Bouchard Serge

Le moineau domestique est un résultat sans intention, l’opération d’un sain d’esprit.» Cette constatation faite par l’auteur lui-même est en soi une première raison de lire Serge Bouchard. Mon Dieu! Un écrivain qui n’écrit pas pour écrire, à qui les mots ne servent pas à masser son âme, à se complaire en soi-même, comme disaient les anciens moralistes. Un anthropologue qui ne nous soumet pas à l’ennui d’une thèse ou d’une recherche, mais dont les pénétrantes observations de la vie courante sont par excellence de l’anthropologie, laquelle ne peut pas être séparée de la philosophie. Car, ne nous laissons pas duper par la verve de ce livre.

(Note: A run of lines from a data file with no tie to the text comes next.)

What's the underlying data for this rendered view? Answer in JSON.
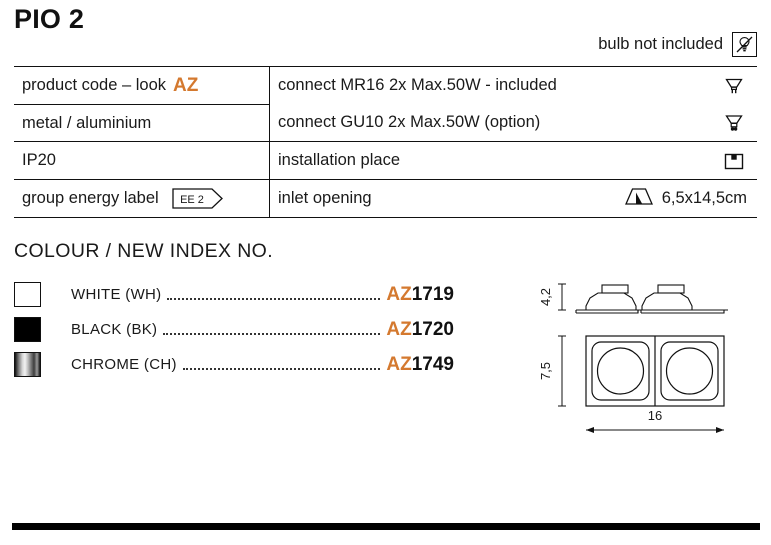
{
  "product": {
    "title": "PIO 2"
  },
  "header_note": {
    "label": "bulb not included",
    "icon": "no-bulb-icon"
  },
  "spec_table": {
    "rows": [
      {
        "left_label": "product code – look",
        "left_accent": "AZ",
        "right_label": "connect MR16 2x Max.50W - included",
        "right_icon": "mr16-bulb-icon"
      },
      {
        "left_label": "metal / aluminium",
        "right_label": "connect GU10 2x Max.50W (option)",
        "right_icon": "gu10-bulb-icon"
      },
      {
        "left_label": "IP20",
        "right_label": "installation place",
        "right_icon": "ceiling-mount-icon"
      },
      {
        "left_label": "group energy label",
        "left_badge": "EE 2",
        "right_label": "inlet opening",
        "right_icon": "inlet-opening-icon",
        "right_value": "6,5x14,5cm"
      }
    ]
  },
  "colour_section": {
    "heading": "COLOUR / NEW INDEX NO.",
    "items": [
      {
        "swatch": "white",
        "name": "WHITE (WH)",
        "prefix": "AZ",
        "number": "1719"
      },
      {
        "swatch": "black",
        "name": "BLACK (BK)",
        "prefix": "AZ",
        "number": "1720"
      },
      {
        "swatch": "chrome",
        "name": "CHROME (CH)",
        "prefix": "AZ",
        "number": "1749"
      }
    ]
  },
  "drawing": {
    "height_label": "4,2",
    "front_height_label": "7,5",
    "width_label": "16"
  },
  "colors": {
    "accent_orange": "#d4792f",
    "text": "#1a1a1a",
    "rule": "#111111"
  }
}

S’il est plein de pensées insolites, de rapprochements indus qui nous font rire aux éclats, c’est à la famille des Céline, Montaigne, Alain qu’il appartient, ces philosophes sans système auxquels Serge Bouchard fait sans cesse référence.

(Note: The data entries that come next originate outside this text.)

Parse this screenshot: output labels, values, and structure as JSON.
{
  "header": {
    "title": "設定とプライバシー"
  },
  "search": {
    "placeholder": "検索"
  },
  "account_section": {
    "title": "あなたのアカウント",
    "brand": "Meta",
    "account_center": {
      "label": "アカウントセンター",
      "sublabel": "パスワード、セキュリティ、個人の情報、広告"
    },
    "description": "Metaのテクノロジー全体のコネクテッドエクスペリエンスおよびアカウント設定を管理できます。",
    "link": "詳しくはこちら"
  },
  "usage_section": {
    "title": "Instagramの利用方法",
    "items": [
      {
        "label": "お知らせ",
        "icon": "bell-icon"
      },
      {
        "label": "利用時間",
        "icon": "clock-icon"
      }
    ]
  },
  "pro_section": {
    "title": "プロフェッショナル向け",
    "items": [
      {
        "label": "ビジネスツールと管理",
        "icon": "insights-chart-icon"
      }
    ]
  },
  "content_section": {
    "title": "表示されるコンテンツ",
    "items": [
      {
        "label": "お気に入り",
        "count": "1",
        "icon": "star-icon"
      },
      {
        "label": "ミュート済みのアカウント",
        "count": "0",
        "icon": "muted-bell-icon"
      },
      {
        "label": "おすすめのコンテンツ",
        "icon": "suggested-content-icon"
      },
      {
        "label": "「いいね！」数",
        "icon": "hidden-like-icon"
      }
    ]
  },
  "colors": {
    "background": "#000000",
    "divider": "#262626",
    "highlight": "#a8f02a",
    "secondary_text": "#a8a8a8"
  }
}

L‘humour primaire — hélas! le plus répandu — fait rire par l’imitation souvent grotesque de gestes ou de paroles jugés ridicules. L’humour de Serge Bouchard s’appellerait plutôt l’esprit, au sens que le XVIIe siècle donnait à ce mot: «Il faut avouer que Monsieur de Molière a bien de l’esprit.» disait Louis XIV à celle qui pouvait le mieux recueillir et diffuser cette critique royale: Mme de Sévigné. Un esprit qui est une façon d’épingler la contradiction propre à notre humaine condition, perpétuelle union du comique et du tragique, celle qui préside aux fous rires lors des funérailles d’un être aimé, celle qui nous fait pleurer lors d’une chansonnette. (voir le chapitre «La chansonnette»).

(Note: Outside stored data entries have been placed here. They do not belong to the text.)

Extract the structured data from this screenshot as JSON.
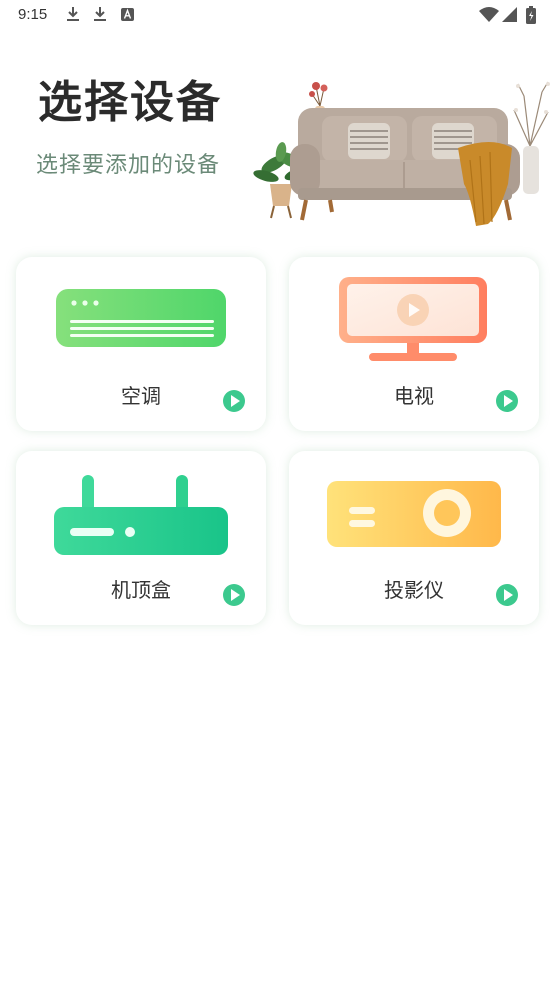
{
  "status_bar": {
    "time": "9:15",
    "icons": [
      "download-icon",
      "download-icon",
      "a-notification-icon",
      "wifi-icon",
      "signal-icon",
      "battery-icon"
    ]
  },
  "header": {
    "title": "选择设备",
    "subtitle": "选择要添加的设备"
  },
  "devices": [
    {
      "label": "空调",
      "icon": "air-conditioner-icon",
      "color": "#4cd964"
    },
    {
      "label": "电视",
      "icon": "tv-icon",
      "color": "#ff8a65"
    },
    {
      "label": "机顶盒",
      "icon": "set-top-box-icon",
      "color": "#2ecc8f"
    },
    {
      "label": "投影仪",
      "icon": "projector-icon",
      "color": "#ffc04d"
    }
  ],
  "colors": {
    "accent": "#3cc98e",
    "subtitle": "#6b8a78"
  }
}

L’esprit de Serge Bouchard est voisin de celui de Sol par l’aisance avec laquelle il tord les mots pour en exprimer toute la moelle, et j’ajouterais, de celui de Jean Narrache ou de Raoul Ponchon à cause du ton gouailleur et du rythme des phrases qu’on ne peut s’empêcher de lire à haute voix, comme des poèmes.